If you're doing a lot of reading, you would do better by having your screen in portrait orientation. Wide screens are better suited for other tasks.

I'm tempted to note, however, that HTML with a simple layout, again, can technically be hammered into displaying in several columns on a wide screen. You'd probably want/need site-specific solutions if you want to keep the site's navigation. But if you need only the main content, you could use an extension akin to the “reading mode” of Firefox/Safari/Pocket, and override the CSS to break content into columns. (There might also be such extensions around that already have columns built in.)

nabla9 · on Oct 12, 2018

PDF is for long term archival.

There is no standard and widely recognized long term archival format for HTML pages (with all the extras). Web ARChive (WARC) provides method for bundling all the stuff in file in one file, but that's not enough. Plus the files will be quite large.

You just don't know how your HTML and JavaScript renders 10 - 15 years from now. If you look old Web Archieve files you start to see how they become crap over time.

aasasd · on Oct 12, 2018

HTML is the format. You pack it with images, CSS and whatever else, and you have the distribution format.

> Web ARChive (WARC) provides method for bundling all the stuff in file in one file, but that's not enough. Plus the files will be quite large.

Not enough how? What is there that you need besides what the server hands to you, if that's what rendered in the first place? What magical compression methods do you have in PDF that are better than ZIP compression used in MAFF, for example?

> You just don't know how your HTML and JavaScript renders 10 - 15 years from now. If you look old Web Archive files you start to see how they become crap over time.

Have a static HTML version that's rendered the same in the future. You know, the same way that you have a static PDF standard.

How do you render Javascript in PDFs in a standard way?
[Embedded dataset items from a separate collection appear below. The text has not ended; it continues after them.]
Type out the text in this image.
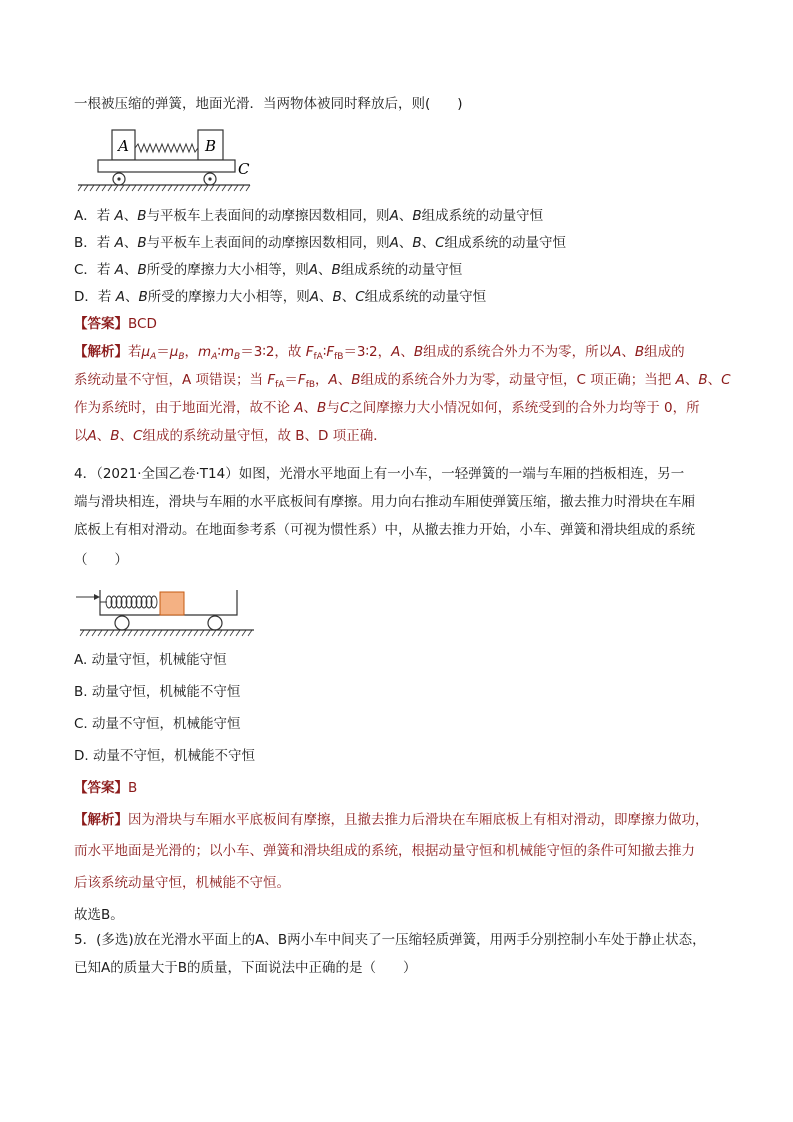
一根被压缩的弹簧，地面光滑．当两物体被同时释放后，则(　　)
A	B
C
A．若 A、B与平板车上表面间的动摩擦因数相同，则A、B组成系统的动量守恒
B．若 A、B与平板车上表面间的动摩擦因数相同，则A、B、C组成系统的动量守恒
C．若 A、B所受的摩擦力大小相等，则A、B组成系统的动量守恒
D．若 A、B所受的摩擦力大小相等，则A、B、C组成系统的动量守恒
【答案】BCD
【解析】若$\mu_A=\mu_B$，$m_A∶m_B=3∶2$，故 $F_{fA}∶F_{fB}=3∶2$，A、B组成的系统合外力不为零，所以A、B组成的
系统动量不守恒，A 项错误；当 $F_{fA}=F_{fB}$，A、B组成的系统合外力为零，动量守恒，C 项正确；当把 A、B、C
作为系统时，由于地面光滑，故不论 A、B与C之间摩擦力大小情况如何，系统受到的合外力均等于 0，所
以A、B、C组成的系统动量守恒，故 B、D 项正确．
4．（2021·全国乙卷·T14）如图，光滑水平地面上有一小车，一轻弹簧的一端与车厢的挡板相连，另一
端与滑块相连，滑块与车厢的水平底板间有摩擦。用力向右推动车厢使弹簧压缩，撤去推力时滑块在车厢
底板上有相对滑动。在地面参考系（可视为惯性系）中，从撤去推力开始，小车、弹簧和滑块组成的系统
（　　）
A. 动量守恒，机械能守恒
B. 动量守恒，机械能不守恒
C. 动量不守恒，机械能守恒
D. 动量不守恒，机械能不守恒
【答案】B
【解析】因为滑块与车厢水平底板间有摩擦，且撤去推力后滑块在车厢底板上有相对滑动，即摩擦力做功，
而水平地面是光滑的；以小车、弹簧和滑块组成的系统，根据动量守恒和机械能守恒的条件可知撤去推力
后该系统动量守恒，机械能不守恒。
故选B。
5．(多选)放在光滑水平面上的A、B两小车中间夹了一压缩轻质弹簧，用两手分别控制小车处于静止状态，
已知A的质量大于B的质量，下面说法中正确的是（　　）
You don't use Javascript, that's how. Javascript is not for publication of static semantic text, so you don't use Javascript for papers, it's a no-brainer.

nabla9 · on Oct 12, 2018

> HTML is the format. You pack it with images, CSS and whatever else, and you have the distribution format.

HTML is not a good format and standard for that purpose. It's loose best effort markup with no good consensus on semantics. HTML with images is not good option for papers which have many equations.
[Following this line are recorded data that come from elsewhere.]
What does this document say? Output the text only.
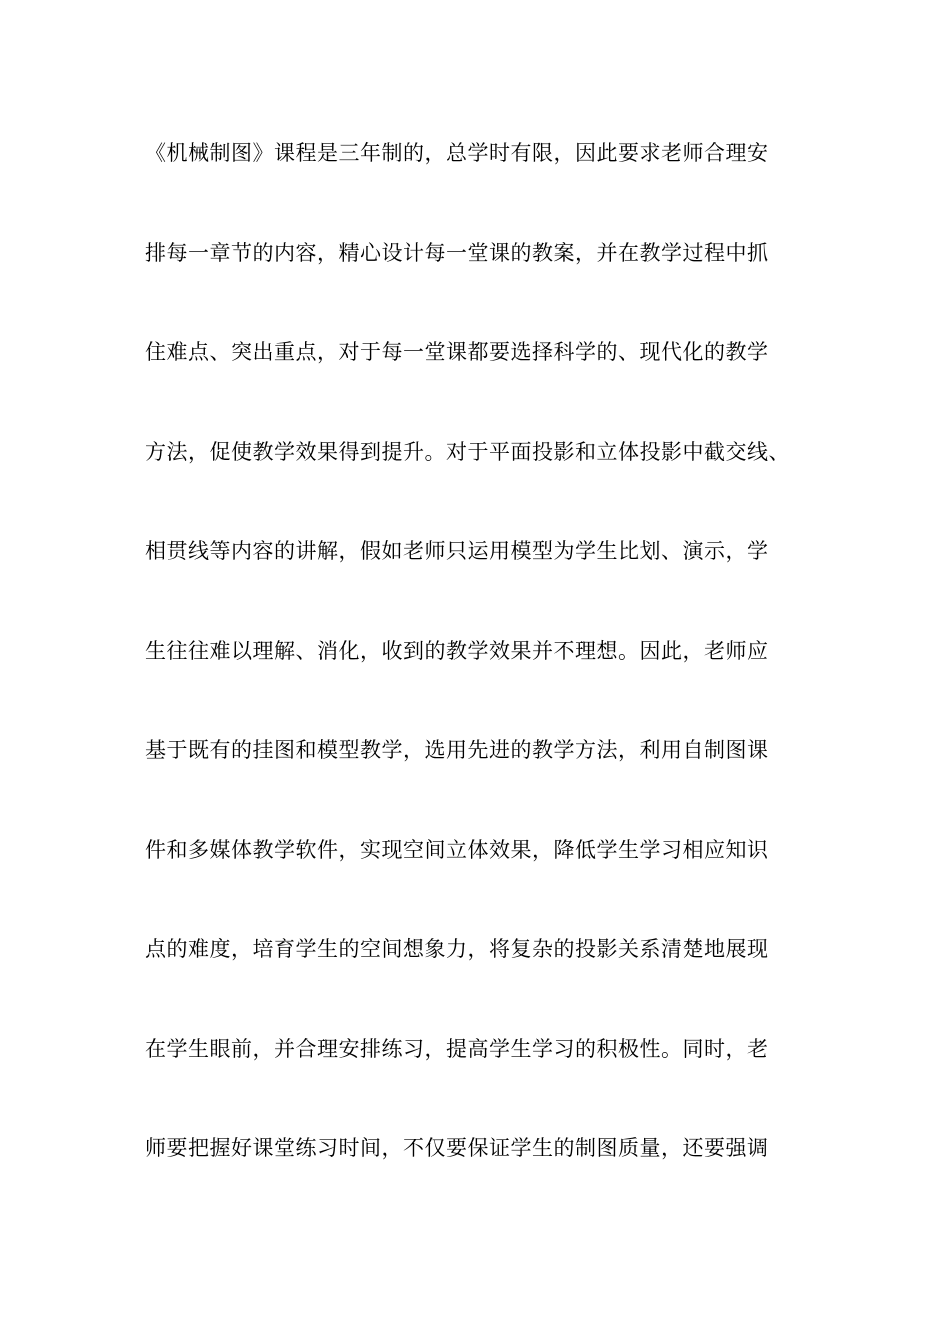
《机械制图》课程是三年制的，总学时有限，因此要求老师合理安
排每一章节的内容，精心设计每一堂课的教案，并在教学过程中抓
住难点、突出重点，对于每一堂课都要选择科学的、现代化的教学
方法，促使教学效果得到提升。对于平面投影和立体投影中截交线、
相贯线等内容的讲解，假如老师只运用模型为学生比划、演示，学
生往往难以理解、消化，收到的教学效果并不理想。因此，老师应
基于既有的挂图和模型教学，选用先进的教学方法，利用自制图课
件和多媒体教学软件，实现空间立体效果，降低学生学习相应知识
点的难度，培育学生的空间想象力，将复杂的投影关系清楚地展现
在学生眼前，并合理安排练习，提高学生学习的积极性。同时，老
师要把握好课堂练习时间，不仅要保证学生的制图质量，还要强调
EPUB3 is emerging standard for what you want, but it's not really good complete solution that can replace PDF/A or TeX/LaTeX

> Have a static HTML version that's rendered the same in the future

We don't have that.

aasasd · on Oct 12, 2018

> It's loose best effort markup with no good consensus on semantics.

And PDF has good semantics? Are we still on the topic of how HTML is better than PDF, or…? We're in the comments for a page that says that PDF tables are characters just floating in space, and people are saying most PDFs out there don't have semantic markup. Meanwhile HTML had semantics efforts for decades now, just choose your flavor.

Blind people read HTML, you know. Do they read PDFs?

> HTML with images is not good option for papers which have many equations.

There's MathML for that, and IIRC other formats too. You could even have embedded TeX like Anki has. Use SVG for fallback.

>> Have a static HTML version that's rendered the same in the future

> We don't have that.

Ooh, chicken-and-egg again? Freeze any of the versions from the past decade with the rendering standards, and you'll have it.

But actually, it doesn't even matter, just like HTML 2.0 can be rendered fine on modern devices (aside from the different text size). Treat your paper as a paper instead of a webzine, don't use crazy layouts, just do “text, image, text” which you'll want anyway for the different displays—and your document will render fine in the future when it will be delivered straight to the retina, instead of making me scroll the PDF back and forth because no reflow.